Setting / IndikationWirkstoffDosierungBemerkung
Einkommensstarke Regionen (Meningitis, disseminiert, schwer pulmonal)Liposomales Amphotericin B + Flucytosin3-4 mg/kg/Tag (Ampho B) + 25 mg/kg 4x/Tag (Flucytosin)Optimale Induktionstherapie
Ressourcenschwache Regionen (nur HIV-assoziierte Meningitis)Liposomales Amphotericin B + Flucytosin + Fluconazol10 mg/kg Einzeldosis (Ampho B) + 25 mg/kg 4x/Tag für 14 Tage (Flucytosin) + 1200 mg/Tag (Fluconazol)Nicht getestet bei Non-HIV oder Non-ZNS-Syndromen

Therapiemonitoring und Follow-up

Während der Behandlung muss auf klinische Rezidive geachtet und die Therapieadhärenz sowie mögliche Arzneimittelinteraktionen überprüft werden.

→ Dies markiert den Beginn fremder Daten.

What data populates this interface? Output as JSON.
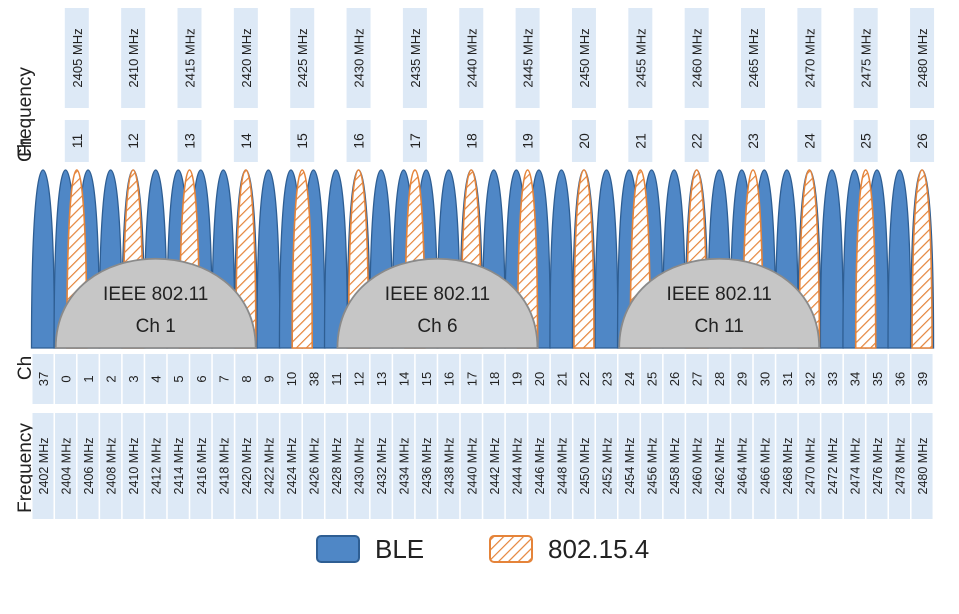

Wichtige Empfehlungen zur Therapieeskalation: Eine antimykotische Therapie darf nicht eskaliert werden, wenn lediglich folgende Befunde persistieren (da diese nicht zwingend ein mikrobiologisches Versagen anzeigen):

  • Persistierende Antigenämie im Blut (Kryptokokken-Antigen)
  • Persistierend positives Kryptokokken-Antigen im Liquor (CSF)
  • Sichtbare Kryptokokken in der Liquormikroskopie (ohne positive Kultur)
  • Abnorme Liquor-Biochemie oder -Mikroskopie

💡Praxis-Tipp

Eskalieren Sie die antimykotische Therapie nicht allein aufgrund eines anhaltend positiven Kryptokokken-Antigens im Blut oder Liquor, sofern die mikrobiologische Kultur negativ ist.

Häufig gestellte Fragen

Die optimale Therapie besteht aus liposomalem Amphotericin B (3-4 mg/kg täglich) kombiniert mit Flucytosin (25 mg/kg viermal täglich).
Die Erkrankung wird in ZNS-Befall, disseminierte Erkrankung, isolierte pulmonale Erkrankung und direkte Hautinokulation unterteilt.
Bei einem echten klinischen Rezidiv oder Therapieversagen. Eine Eskalation sollte jedoch nicht erfolgen, wenn lediglich das Antigen im Blut/Liquor persistiert oder Erreger in der Mikroskopie ohne positiven Kulturnachweis sichtbar sind.